Fehlende Beteiligung führt zu Verdruss

Seit Monaten diskutieren wir mittels Gutachten, Studien und Empfehlungen darüber, wie denn eine Rückkehr in die Normalität gelingen kann. Gerade wird dies bspw. mit dem Beginn des neuen Schuljahres einmal mehr deutlich. Dabei wird immer wieder auch gefragt, weshalb ist dieser oder jener Berufsstand, Wirtschaftszweig etc. nicht berücksichtigt oder nicht ausreichend beteiligt worden ist. Weshalb war es bestimmten oder gar allen mit jungen Menschen arbeitenden Berufsgruppen nicht möglich, sich überhaupt in Prozesse einzubringen? Weshalb wurde deren Mitwirkung und Expertise nicht ausdrücklich eingefordert? Eine fehlende Einbindung und die ausbleibende Möglichkeit zur Mitwirkung in Prozessen und Entscheidungen – das ist eine Perspektive, die ganz viele junge Menschen permanent erfahren und die während der Pandemie einmal mehr stattgefunden hat. An dieser Stelle noch ein Vergleich: der Zustand unseres Gesundheitssystem ist sinnbildlich für etwas, das in der Kinder- und Jugendhilfe ebenso schon lange Alltag ist: fehlende Fachkräfte. Auch hier benötigen wir dringend Antworten und Lösungswege.

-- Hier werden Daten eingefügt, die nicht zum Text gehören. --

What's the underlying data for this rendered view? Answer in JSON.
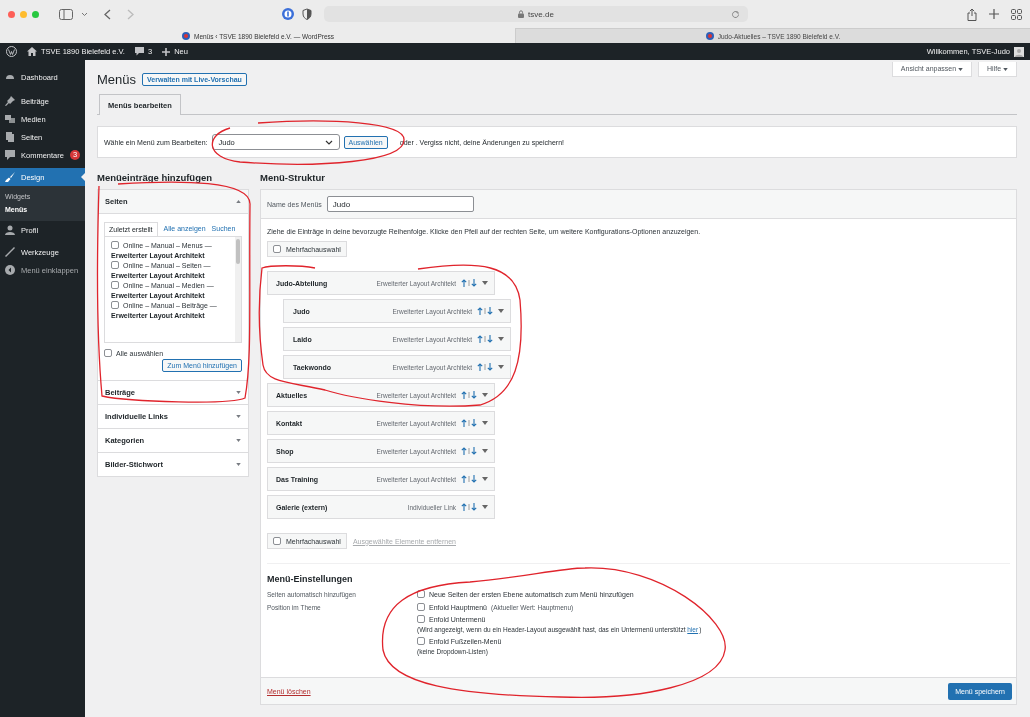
{
  "browser": {
    "address": "tsve.de",
    "tabs": [
      {
        "title": "Menüs ‹ TSVE 1890 Bielefeld e.V. — WordPress",
        "selected": true
      },
      {
        "title": "Judo-Aktuelles – TSVE 1890 Bielefeld e.V.",
        "selected": false
      }
    ]
  },
  "admin_bar": {
    "site": "TSVE 1890 Bielefeld e.V.",
    "comments": "3",
    "new": "Neu",
    "greeting": "Willkommen, TSVE-Judo"
  },
  "sidebar": {
    "items": [
      {
        "label": "Dashboard",
        "selected": false
      },
      {
        "label": "Beiträge",
        "selected": false
      },
      {
        "label": "Medien",
        "selected": false
      },
      {
        "label": "Seiten",
        "selected": false
      },
      {
        "label": "Kommentare",
        "badge": "3",
        "selected": false
      },
      {
        "label": "Design",
        "selected": true,
        "children": [
          {
            "label": "Widgets",
            "selected": false
          },
          {
            "label": "Menüs",
            "selected": true
          }
        ]
      },
      {
        "label": "Profil",
        "selected": false
      },
      {
        "label": "Werkzeuge",
        "selected": false
      }
    ],
    "collapse": "Menü einklappen"
  },
  "page": {
    "title": "Menüs",
    "preview_button": "Verwalten mit Live-Vorschau",
    "screen_buttons": [
      "Ansicht anpassen",
      "Hilfe"
    ],
    "tabs": [
      {
        "label": "Menüs bearbeiten",
        "selected": true
      }
    ],
    "select_bar": {
      "label": "Wähle ein Menü zum Bearbeiten:",
      "value": "Judo",
      "button": "Auswählen",
      "note": "oder . Vergiss nicht, deine Änderungen zu speichern!"
    }
  },
  "add_panel": {
    "heading": "Menüeinträge hinzufügen",
    "sections": [
      {
        "title": "Seiten",
        "expanded": true,
        "tabs": [
          {
            "label": "Zuletzt erstellt",
            "selected": true
          },
          {
            "label": "Alle anzeigen",
            "selected": false
          },
          {
            "label": "Suchen",
            "selected": false
          }
        ],
        "items": [
          {
            "title": "Online – Manual – Menus —",
            "subtitle": "Erweiterter Layout Architekt",
            "checked": false
          },
          {
            "title": "Online – Manual – Seiten —",
            "subtitle": "Erweiterter Layout Architekt",
            "checked": false
          },
          {
            "title": "Online – Manual – Medien —",
            "subtitle": "Erweiterter Layout Architekt",
            "checked": false
          },
          {
            "title": "Online – Manual – Beiträge —",
            "subtitle": "Erweiterter Layout Architekt",
            "checked": false
          }
        ],
        "select_all": {
          "label": "Alle auswählen",
          "checked": false
        },
        "button": "Zum Menü hinzufügen"
      },
      {
        "title": "Beiträge",
        "expanded": false
      },
      {
        "title": "Individuelle Links",
        "expanded": false
      },
      {
        "title": "Kategorien",
        "expanded": false
      },
      {
        "title": "Bilder-Stichwort",
        "expanded": false
      }
    ]
  },
  "structure": {
    "heading": "Menü-Struktur",
    "name_label": "Name des Menüs",
    "name_value": "Judo",
    "instructions": "Ziehe die Einträge in deine bevorzugte Reihenfolge. Klicke den Pfeil auf der rechten Seite, um weitere Konfigurations-Optionen anzuzeigen.",
    "bulk_select": {
      "label": "Mehrfachauswahl",
      "checked": false
    },
    "items": [
      {
        "title": "Judo-Abteilung",
        "type": "Erweiterter Layout Architekt",
        "children": [
          {
            "title": "Judo",
            "type": "Erweiterter Layout Architekt"
          },
          {
            "title": "Laido",
            "type": "Erweiterter Layout Architekt"
          },
          {
            "title": "Taekwondo",
            "type": "Erweiterter Layout Architekt"
          }
        ]
      },
      {
        "title": "Aktuelles",
        "type": "Erweiterter Layout Architekt"
      },
      {
        "title": "Kontakt",
        "type": "Erweiterter Layout Architekt"
      },
      {
        "title": "Shop",
        "type": "Erweiterter Layout Architekt"
      },
      {
        "title": "Das Training",
        "type": "Erweiterter Layout Architekt"
      },
      {
        "title": "Galerie (extern)",
        "type": "Individueller Link"
      }
    ],
    "bulk_select_bottom": {
      "label": "Mehrfachauswahl",
      "checked": false
    },
    "remove_link": "Ausgewählte Elemente entfernen",
    "settings": {
      "heading": "Menü-Einstellungen",
      "rows": [
        {
          "label": "Seiten automatisch hinzufügen",
          "options": [
            {
              "label": "Neue Seiten der ersten Ebene automatisch zum Menü hinzufügen",
              "checked": false
            }
          ]
        },
        {
          "label": "Position im Theme",
          "options": [
            {
              "label": "Enfold Hauptmenü",
              "note": "(Aktueller Wert: Hauptmenu)",
              "checked": false
            },
            {
              "label": "Enfold Untermenü",
              "hint": "(Wird angezeigt, wenn du ein Header-Layout ausgewählt hast, das ein Untermenü unterstützt",
              "hint_link": "hier",
              "hint_end": ")",
              "checked": false
            },
            {
              "label": "Enfold Fußzeilen-Menü",
              "hint": "(keine Dropdown-Listen)",
              "checked": false
            }
          ]
        }
      ]
    },
    "delete_link": "Menü löschen",
    "save_button": "Menü speichern"
  }
}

Ein bewusster Gestaltungsauftrag

In der Arbeit mit jungen Menschen wird gerade jetzt in dieser Krisenzeit der Corona-Pandemie sehr viel geleistet. Sie ist eine tragende Säule. Aufgrund dessen sollten politische Verantwortungstragende, sollten wir miteinander nicht nur darüber sprechen, wie denn die „Wirtschaftssäule“ wieder „hochgefahren“ werden und bestmöglich unterstützt werden kann. Es gilt auch stets die Frage zu beantworten, ob unsere Entscheidungen, unser tägliches Handeln kinder- und jugendgerecht ist. Wir erleben seit dem Pandemie-Beginn, dass wissenschaftsbasierte Politik möglich ist, in Orientierung an wissenschaftliche Erkenntnisse politische Entscheidungen getroffen bzw. korrigiert werden. Für das Aufwachsen von Kindern und Jugendlichen in unserer Gesellschaft, für die Kinder- und Jugendhilfe haben wir auch schon jetzt ausreichend vorhandenes, wissenschaftlich fundiertes Wissen, um notwendige Prozesse und Entscheidungen auf den Weg zu bringen, die eine vertrauensvolle und verlässliche Begleitung von jungen Menschen ermöglicht und deren Entwicklung stärkt. Einmal mehr erfahren wir gerade, was und wer alles zu unserem Miteinander sowie unserem Zusammenhalt beiträgt – und das in einem guten nachhaltigen Sinn. Und wir wissen, was wir alle benötigen, um teilhaben zu können, anerkannt zu sein, um uns wohl zu fühlen und zufrieden zu sein. Wie gestalten wir vor diesem Hintergrund zukünftig unser Verständnis von einer sozialen wirkungsvollen und ja, rentablen Kinder- und Jugendpolitik? Was wollen wir bewirken und erreichen? Unsere Gesellschaft kann aus dieser Corona-Pandemie lernen und sich wieder neu auf die Arbeit mit jungen Menschen besinnen. Machen wir das doch einfach!